Universitäre Erwachsenenbildung
Vom Bildungsoptimismus der Aufklärung durchdrungene Universitätslehrer und Schulmänner glaubten schon im frühen 19. Jahrhundert, die Ursache aller sozialen Übel in der Unwissenheit breitester Bevölkerungsschichten ausgemacht zu haben. In Österreich trat als erster in den Jahren 1811 bis 1817 mit diesen Vorstellungen der Prager Universitätsprofessor Bernard Bolzano hervor. In seinen »Erbauungsreden an die akademische Jugend«, sprach er über die Aufklärung und die Notwendigkeit ihrer Popularisierung. Bolzano, der in Prag einen Lehrstuhl für Religionswissenschaft innehatte, wurde daraufhin im Zusammenwirken von katholischer Kirche und Staat seiner Funktion enthoben und musste fortan als Privatgelehrter sein Leben fristen.

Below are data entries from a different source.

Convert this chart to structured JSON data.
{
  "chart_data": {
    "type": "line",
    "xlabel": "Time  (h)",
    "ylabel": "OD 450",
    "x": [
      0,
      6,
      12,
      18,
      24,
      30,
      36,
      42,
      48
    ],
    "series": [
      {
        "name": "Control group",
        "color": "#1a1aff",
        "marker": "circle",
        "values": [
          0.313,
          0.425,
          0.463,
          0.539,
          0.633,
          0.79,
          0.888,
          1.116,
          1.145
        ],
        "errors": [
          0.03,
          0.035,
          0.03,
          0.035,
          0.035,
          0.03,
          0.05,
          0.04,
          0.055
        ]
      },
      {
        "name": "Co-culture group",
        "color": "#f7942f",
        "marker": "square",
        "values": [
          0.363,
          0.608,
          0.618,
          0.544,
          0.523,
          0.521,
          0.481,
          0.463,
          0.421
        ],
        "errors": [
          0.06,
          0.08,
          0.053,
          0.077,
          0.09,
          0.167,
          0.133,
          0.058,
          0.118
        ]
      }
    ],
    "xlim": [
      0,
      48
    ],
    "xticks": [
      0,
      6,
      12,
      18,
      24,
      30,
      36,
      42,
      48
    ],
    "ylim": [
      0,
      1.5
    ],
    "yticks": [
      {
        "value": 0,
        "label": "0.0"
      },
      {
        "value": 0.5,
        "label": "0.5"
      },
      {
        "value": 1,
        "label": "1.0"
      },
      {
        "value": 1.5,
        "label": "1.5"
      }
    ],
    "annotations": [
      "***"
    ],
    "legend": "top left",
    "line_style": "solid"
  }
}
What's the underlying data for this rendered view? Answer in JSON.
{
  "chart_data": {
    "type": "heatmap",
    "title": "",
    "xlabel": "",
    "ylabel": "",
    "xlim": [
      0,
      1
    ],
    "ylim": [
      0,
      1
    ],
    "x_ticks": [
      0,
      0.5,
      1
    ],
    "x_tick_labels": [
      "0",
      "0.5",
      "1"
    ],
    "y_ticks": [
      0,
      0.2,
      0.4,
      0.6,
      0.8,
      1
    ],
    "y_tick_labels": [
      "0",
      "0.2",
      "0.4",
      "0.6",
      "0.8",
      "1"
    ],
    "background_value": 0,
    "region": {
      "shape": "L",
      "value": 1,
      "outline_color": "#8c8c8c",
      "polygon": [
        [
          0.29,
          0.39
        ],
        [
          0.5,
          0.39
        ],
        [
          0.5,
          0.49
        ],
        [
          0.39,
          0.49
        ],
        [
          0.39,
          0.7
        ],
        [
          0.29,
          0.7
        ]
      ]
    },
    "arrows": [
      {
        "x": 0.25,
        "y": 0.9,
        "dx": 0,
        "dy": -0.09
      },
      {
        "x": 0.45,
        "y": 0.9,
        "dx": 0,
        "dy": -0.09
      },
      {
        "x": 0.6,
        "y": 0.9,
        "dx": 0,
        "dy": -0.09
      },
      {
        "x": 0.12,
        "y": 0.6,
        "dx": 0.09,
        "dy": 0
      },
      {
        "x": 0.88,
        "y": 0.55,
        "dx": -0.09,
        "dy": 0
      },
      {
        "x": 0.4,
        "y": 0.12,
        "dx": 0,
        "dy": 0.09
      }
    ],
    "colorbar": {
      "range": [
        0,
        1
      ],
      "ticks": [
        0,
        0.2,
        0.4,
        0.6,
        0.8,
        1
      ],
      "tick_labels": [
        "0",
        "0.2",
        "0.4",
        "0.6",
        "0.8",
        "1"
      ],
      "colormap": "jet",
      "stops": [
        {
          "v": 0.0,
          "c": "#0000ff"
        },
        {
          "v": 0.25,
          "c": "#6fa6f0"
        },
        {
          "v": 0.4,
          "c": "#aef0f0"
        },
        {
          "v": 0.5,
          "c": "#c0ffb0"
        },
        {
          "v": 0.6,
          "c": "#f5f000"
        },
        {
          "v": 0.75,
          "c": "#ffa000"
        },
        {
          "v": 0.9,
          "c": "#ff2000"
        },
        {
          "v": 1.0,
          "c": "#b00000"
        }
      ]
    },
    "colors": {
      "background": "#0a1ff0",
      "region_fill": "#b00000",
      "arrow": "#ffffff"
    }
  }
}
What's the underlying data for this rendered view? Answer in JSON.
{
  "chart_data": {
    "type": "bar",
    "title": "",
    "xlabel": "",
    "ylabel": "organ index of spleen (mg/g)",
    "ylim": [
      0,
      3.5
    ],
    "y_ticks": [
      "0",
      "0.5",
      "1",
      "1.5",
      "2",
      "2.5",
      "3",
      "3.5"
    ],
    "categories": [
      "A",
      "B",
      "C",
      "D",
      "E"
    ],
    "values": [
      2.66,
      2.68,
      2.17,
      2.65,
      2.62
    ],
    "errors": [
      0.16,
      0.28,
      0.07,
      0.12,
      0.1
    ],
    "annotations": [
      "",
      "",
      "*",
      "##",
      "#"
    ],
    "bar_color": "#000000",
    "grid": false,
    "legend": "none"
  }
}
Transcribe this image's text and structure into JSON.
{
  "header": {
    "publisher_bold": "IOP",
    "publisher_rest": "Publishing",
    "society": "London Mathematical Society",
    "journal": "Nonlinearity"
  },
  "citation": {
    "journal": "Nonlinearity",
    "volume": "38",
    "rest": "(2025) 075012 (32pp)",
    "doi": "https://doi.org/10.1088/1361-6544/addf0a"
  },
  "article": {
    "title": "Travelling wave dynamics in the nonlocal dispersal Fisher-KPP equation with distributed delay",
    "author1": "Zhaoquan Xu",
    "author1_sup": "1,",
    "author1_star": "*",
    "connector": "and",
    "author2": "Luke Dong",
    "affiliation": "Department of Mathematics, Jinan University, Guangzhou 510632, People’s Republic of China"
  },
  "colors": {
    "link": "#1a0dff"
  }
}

Im Jahr 1847 richtete Adalbert Stifter eine Eingabe an die Wiener Universität, in der er um Erlaubnis suchte, in den Räumen der Universität für Frauen und Männer allgemein zugängliche Vorträge „Über das Schöne“ zu halten. Er wollte in diesen Vorträgen in leicht fasslicher Form zur sittlichen Bildung der Menschen beitragen. Wie nicht anders zu erwarten, wurde seine Eingabe im vormärzlichen Wien abschlägig beschieden.
Den ersten Erfolg in dem Bemühen, die universitäre Wissenschaft der Allgemeinheit zu öffnen, verzeichnete dann der Anatom Carl Bernhard Brühl, der ab 1868 bis in die achtziger Jahre des 19. Jahrhunderts an Sonntagen für Männer und Frauen zugängliche Vorträge über medizinische Themen hielt. In seinem ersten Vortrag betonte er, dass es Aufgabe der Universitäten sein müsste, den schulentwachsenen Erwachsenen durch Vermittlung von Bildung zur wirklichen Mündigkeit zu verhelfen.
Beispielen aus Deutschland folgend, entwickelte sich ab 1855 in Wien ein naturwissenschaftliches Vortragswesen, in dessen Rahmen überwiegend noch jüngere Universitätslehrer vor Angehörigen des bürgerlichen Mittelstandes über die Ergebnisse ihrer wissenschaftlichen Arbeit berichteten. Im Jahr 1860 entstand daraus der „Verein zur Verbreitung naturwissenschaftlicher Kenntnisse“, dessen erster Geschäftsführer, der Geologe Eduard Suess in seiner Antrittsrede den volksbildnerischen Auftrag der Universität formulierte.
Es bedurfte aber des englischen Beispiels der seit dem Jahr 1873 mit zunehmendem Erfolg durchgeführten „University Extension“, in deren Rahmen Universitätsprofessoren außerhalb der Universität bei Vereinen oder politischen Parteien Einzelvorträge oder Vortragskurse hielten, dass im Jahr 1893 eine Anzahl von Universitätsdozenten und Universitätsprofessoren an den akademischen Senat der Wiener Universität eine Petition richteten, „Volkstümliche Universitätsvorträge“ abzuhalten. Einer dieser Petenten war auch Eduard Suess. Im Jahr 1895 fanden in Wien die ersten dieser Universitätsvorträge statt. Die Universität Innsbruck folgte im Jahr 1897.
Weiterführende Literatur:
Altenhuber, Hans: Universitäre Volksbildung in Österreich 1895-1937 (= Nexus. Zur Geschichte der EB), Wien 1995.
Marriott, Stuart: English-German Relations in Adult Education 1875-1955. A commentary and select bibliography, Leeds 1995.
Taschwer, Klaus: Ende der Aufklärung? Die Entwicklung der volkstümlichen Universitätskurse in Wien zwischen 1918 und 1937. In: Spurensuche. Zeitschrift für Geschichte der Erwachsenenbildung und Wissenschaftspopularisierung, 10. Jg. 1999, H. 1-4, S. 108-128.